“The abuse of children is wrong anywhere and anytime: this point is not negotiable.” This is what the leaders of men and women religious of the world have declared ahead of the “Meeting on the Protection of Minors” in the Vatican, Feb. 21-24.
“We ask pardon of all for our failures and repeat that we stand with the Holy Father. We commit our efforts to working with him so that the Church can move forward in a coherent, credible and unified way, a way that is genuinely healing, truly renewed, with new eyes to see and new ears to hear."
The International Union of Superiors General (UISG), which brings together the superiors general of institutes of Catholic women religious, and the Union of Superiors General (USG) that brings heads of men’s religious institutes, issued a joint declaration on Tuesday expressing their full support for the Meeting on the Protection of Minors, called for by Pope Francis.
Children - most vulnerable
“In our work as religious, we come across many situations where children are abused, neglected, maltreated and unwanted,” the religious superiors wrote. “We see child soldiers; the trafficking of minors; the sexual abuse of minors; the physical and emotional abuse of minors. They cry out to us.”
As adults, as Christians and as religious they said they “want to work so that their lives are changed and that the situations in which they are brought up are improved.”
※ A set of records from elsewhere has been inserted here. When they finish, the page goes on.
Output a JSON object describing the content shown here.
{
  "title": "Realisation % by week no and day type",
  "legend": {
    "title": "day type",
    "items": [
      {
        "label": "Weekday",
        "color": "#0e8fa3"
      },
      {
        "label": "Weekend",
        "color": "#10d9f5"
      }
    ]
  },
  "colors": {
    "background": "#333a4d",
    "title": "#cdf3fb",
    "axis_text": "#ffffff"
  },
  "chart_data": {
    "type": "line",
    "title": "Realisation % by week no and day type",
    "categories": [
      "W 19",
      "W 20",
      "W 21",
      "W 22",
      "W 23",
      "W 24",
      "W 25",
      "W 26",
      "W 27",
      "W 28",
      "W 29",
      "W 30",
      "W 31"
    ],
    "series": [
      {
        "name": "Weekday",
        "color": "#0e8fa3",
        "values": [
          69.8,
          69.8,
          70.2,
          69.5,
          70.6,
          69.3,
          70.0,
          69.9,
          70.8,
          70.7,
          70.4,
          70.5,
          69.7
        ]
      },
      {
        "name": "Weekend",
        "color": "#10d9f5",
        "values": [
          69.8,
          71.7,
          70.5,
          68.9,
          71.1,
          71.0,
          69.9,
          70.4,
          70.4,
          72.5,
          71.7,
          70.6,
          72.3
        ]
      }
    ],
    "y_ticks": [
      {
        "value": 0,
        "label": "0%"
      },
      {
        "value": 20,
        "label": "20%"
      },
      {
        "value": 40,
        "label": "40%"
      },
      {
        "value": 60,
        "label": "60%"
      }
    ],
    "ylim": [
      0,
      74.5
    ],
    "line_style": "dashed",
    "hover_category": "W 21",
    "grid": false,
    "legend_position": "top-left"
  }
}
They underscored the vulnerability of these children which they said makes them “dispensable, to be used and abused.”
Abuse of authority
The religious superiors noted that the Feb . 21-24 meeting will focus on the abuse of minors by people of authority in the Church, especially bishops, priests and religious, a story, they said, is full of pain "that has continued for decades".
"We bow our heads in shame at the realization that such abuse has taken place in our congregations and orders, and in our Church. Our shame is increased by our own lack of realization of what has been happening,” and those in authority “failed to see warning signs or failed to take them seriously.”
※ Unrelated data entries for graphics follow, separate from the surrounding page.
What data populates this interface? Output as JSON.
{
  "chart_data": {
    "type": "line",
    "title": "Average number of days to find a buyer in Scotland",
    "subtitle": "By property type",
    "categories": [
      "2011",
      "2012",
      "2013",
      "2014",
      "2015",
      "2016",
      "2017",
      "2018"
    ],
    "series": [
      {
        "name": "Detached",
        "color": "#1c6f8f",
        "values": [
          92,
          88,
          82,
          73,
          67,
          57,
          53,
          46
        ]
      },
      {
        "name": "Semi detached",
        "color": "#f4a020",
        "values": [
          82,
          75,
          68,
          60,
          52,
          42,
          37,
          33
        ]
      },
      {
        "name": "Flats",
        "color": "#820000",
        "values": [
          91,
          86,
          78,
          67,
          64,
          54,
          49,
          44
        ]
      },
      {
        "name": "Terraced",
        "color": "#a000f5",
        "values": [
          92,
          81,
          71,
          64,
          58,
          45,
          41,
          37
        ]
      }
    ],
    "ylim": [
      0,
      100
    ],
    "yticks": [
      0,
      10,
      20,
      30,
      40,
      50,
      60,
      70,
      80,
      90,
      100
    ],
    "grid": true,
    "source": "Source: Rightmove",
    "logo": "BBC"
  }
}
The religious superiors acknowledge that 3-day Vatican meeting is a short time, but they expressed their trust in the power of the Holy Spirit that with the winds of change blowing through the Church and goodwill on all sides, important processes and structures of accountability can be started and those already in place can be reinforced.
“The abuse of children is wrong anywhere and anytime: this point is not negotiable,” they emphasized.
Areas of work
Following the example of Pope Francis, the men and women religious commit themselves to "humbly acknowledge and confess the wrongs that have been done; to reach out to survivors; to learn from them how to accompany those who have been abused and how they wish” their stories be heard.
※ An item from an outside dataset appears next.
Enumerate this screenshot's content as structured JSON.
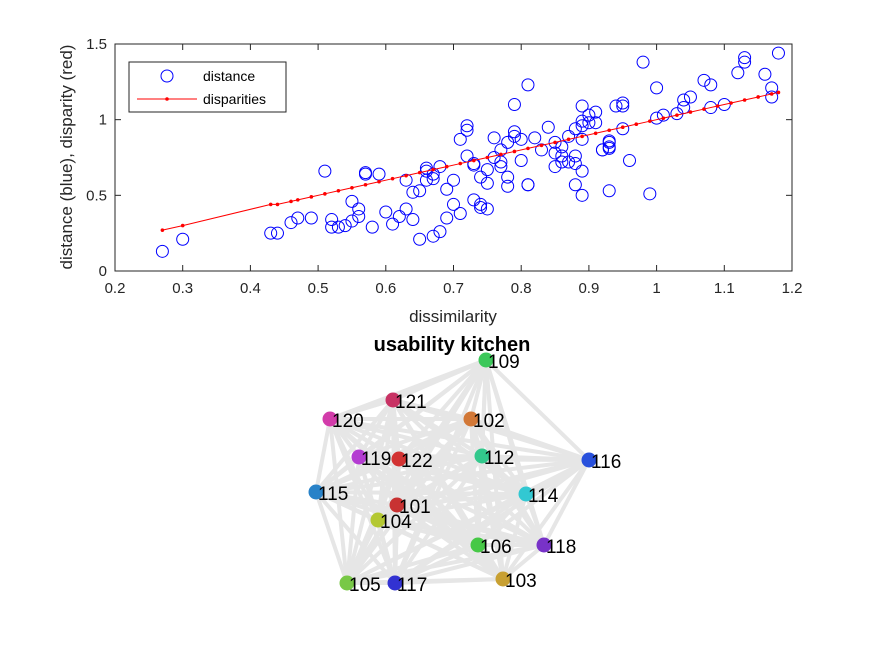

The UISG and USG identified 3 areas where children are treasured and where their safety is promoted – in education and health care, in formation and in spirituality.
The many schools and hospitals that the religious orders run can ensure better protocols and higher standards of protection of minors.
The protection of minors and adults can be integrated into the formation programme of religious institutes. “It must be clear that whatever the culture and background, the abuse of children is never permitted or tolerable,” they stressed.
The religious superiors also intend that their spirituality centres develop special outreach programmes to any survivor who wishes to find help in their struggles with faith and meaning.” Even though some of the abuse victims would want to stay far from the Church, the religious would like to humbly accompany those survivors who want to make a journey of healing with them.
“Those who have been abused often carry a sense of guilt, shame and even sin. In reality, however, they are the ones who have been sinned against,” the religious superiors said.
Working, walking together
“We want to act with humility. We want to see our blind spots. We want to name any abuse of power. We commit to engage in a journey with those we serve, moving forward with transparency and trust, honesty and sincere repentance.”
The heads of religious orders want to work with parents, especially mothers, in fighting abuse. They acknowledged that their attempt to deal with abuse showed a “shameful lack of capacity to understand” their pain of the victims. While offering them their sincerest apologies and sorrow, they invited them to work with them to help minimize risks.